As Secure Communities took hold,
deportations kept climbing, reaching an all-time high of more than 409,000 in
2012. Even as Republicans blasted the administration for what they called lax
enforcement, prominent Latino and other groups derided Obama as the “deporter
in chief.”
“There was a lot of big talk
coming out of DHS, big promises that they were going to be more sensitive to
immigrant families, said Nick Katz, a staff attorney for Make the Road New
York, an immigrant rights group. “And then it didn’t make a fundamental impact
on the ground.”
A
new plan
Soon after Johnson took office in
December 2013, he took on a presidential request. Obama — frustrated by the
failure months earlier of legislation that would have given undocumented
immigrants a path to citizenship — tasked the new DHS secretary with
determining what the administration could do on its own.
A former corporate lawyer and
Pentagon general counsel, Johnson immersed himself in the legal details,
reading the 2011 ICE memos and earlier internal documents. He spotted what he
considered some of the same flaws activists had pointed out, DHS officials
said.
The 2011 ICE memos, for example,
had put a priority on deporting people who reentered the country illegally
after having been removed from the country before, even if the initial
deportation was years earlier and they had since lived law-abiding lives in the
United States. Long-term illegal immigrants with families and other community
ties were being arrested — many under the Secure Communities program — for
minor offenses and sent to ICE for deportation.

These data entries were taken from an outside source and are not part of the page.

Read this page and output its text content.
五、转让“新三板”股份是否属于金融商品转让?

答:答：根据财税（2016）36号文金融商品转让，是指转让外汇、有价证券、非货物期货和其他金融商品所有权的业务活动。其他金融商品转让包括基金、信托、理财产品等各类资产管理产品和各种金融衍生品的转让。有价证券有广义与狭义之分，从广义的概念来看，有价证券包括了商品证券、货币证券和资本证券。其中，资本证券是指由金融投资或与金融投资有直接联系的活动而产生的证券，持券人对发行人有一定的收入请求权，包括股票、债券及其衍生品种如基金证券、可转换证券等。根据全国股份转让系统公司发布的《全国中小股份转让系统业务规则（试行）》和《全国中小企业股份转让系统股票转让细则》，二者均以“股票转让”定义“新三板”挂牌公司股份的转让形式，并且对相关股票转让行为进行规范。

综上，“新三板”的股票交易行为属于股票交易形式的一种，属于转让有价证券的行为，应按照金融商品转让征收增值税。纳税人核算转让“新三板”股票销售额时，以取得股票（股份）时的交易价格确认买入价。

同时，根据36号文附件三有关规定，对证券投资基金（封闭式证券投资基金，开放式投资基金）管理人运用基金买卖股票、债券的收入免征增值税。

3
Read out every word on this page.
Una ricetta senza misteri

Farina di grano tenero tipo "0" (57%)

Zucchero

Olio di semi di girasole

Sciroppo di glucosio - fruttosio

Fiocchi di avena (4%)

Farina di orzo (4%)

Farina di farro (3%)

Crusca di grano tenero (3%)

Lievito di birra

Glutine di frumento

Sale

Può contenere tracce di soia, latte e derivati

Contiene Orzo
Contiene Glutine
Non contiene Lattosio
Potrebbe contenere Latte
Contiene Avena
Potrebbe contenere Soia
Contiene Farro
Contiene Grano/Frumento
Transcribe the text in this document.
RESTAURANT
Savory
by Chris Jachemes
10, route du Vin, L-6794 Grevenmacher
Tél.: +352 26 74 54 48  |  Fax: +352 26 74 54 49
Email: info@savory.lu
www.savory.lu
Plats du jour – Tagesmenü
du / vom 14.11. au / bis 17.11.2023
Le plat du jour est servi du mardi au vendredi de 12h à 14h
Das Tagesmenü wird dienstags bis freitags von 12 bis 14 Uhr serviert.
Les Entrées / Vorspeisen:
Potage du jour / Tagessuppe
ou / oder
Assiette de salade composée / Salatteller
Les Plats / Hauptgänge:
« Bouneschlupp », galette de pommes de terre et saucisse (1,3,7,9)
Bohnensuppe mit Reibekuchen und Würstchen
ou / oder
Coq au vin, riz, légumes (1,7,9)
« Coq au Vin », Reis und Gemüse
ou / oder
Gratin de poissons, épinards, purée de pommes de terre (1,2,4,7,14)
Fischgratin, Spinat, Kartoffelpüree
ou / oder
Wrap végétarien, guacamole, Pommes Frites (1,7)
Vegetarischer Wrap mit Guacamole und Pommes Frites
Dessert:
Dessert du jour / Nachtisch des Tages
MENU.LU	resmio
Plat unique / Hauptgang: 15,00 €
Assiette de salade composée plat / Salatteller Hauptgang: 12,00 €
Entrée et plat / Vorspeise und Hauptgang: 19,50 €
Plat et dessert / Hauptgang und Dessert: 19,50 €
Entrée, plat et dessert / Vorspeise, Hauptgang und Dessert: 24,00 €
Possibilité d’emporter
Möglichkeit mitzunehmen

“These individuals were being
picked up based on that priority, nothing else was looked at, and they were
removed from the country before they had their day in court,” a second DHS
official said.
A rebellion was also brewing
against Secure Communities, which had been billed as a way to crack down on
immigrants who had committed serious crimes. About 300 communities, including
major cities such as Baltimore and Los Angeles, ended or scaled back their
participation.
“In some ways, [Secure Communities] got away from itself,” the second DHS official said.
Johnson’s answer was a pair of memos, released in November on the same day as Obama’s much-publicized speech about the new DAPA program.
Johnson spelled
out that immigrants could be deported only if they had been convicted of
crimes, not just arrested. And he specified that only people who had crossed
the border since January 2014 could be deported purely for an immigration
violation, not someone who had been deported years earlier, reentered the
country and lived a law-abiding life.
He also did away with Secure Communities, replacing it with a new Priority Enforcement Program to begin later this summer. Under this plan, ICE will still coordinate with local police about immigrants who are in custody but will ask to be notified 48 hours before the scheduled release of an immigrant who is targeted for deportation, rather than seeking to have immigrants held beyond their scheduled release.
Immigrant advocates expressed widespread skepticism about Johnson’s changes, saying they fear that long-term immigrants who are low-level offenders will still be targeted.
But Sandweg said they should keep an open mind. “I think these new priorities are incredibly significant,’’ he said. “They will obviously have an impact on the lives of millions of people.”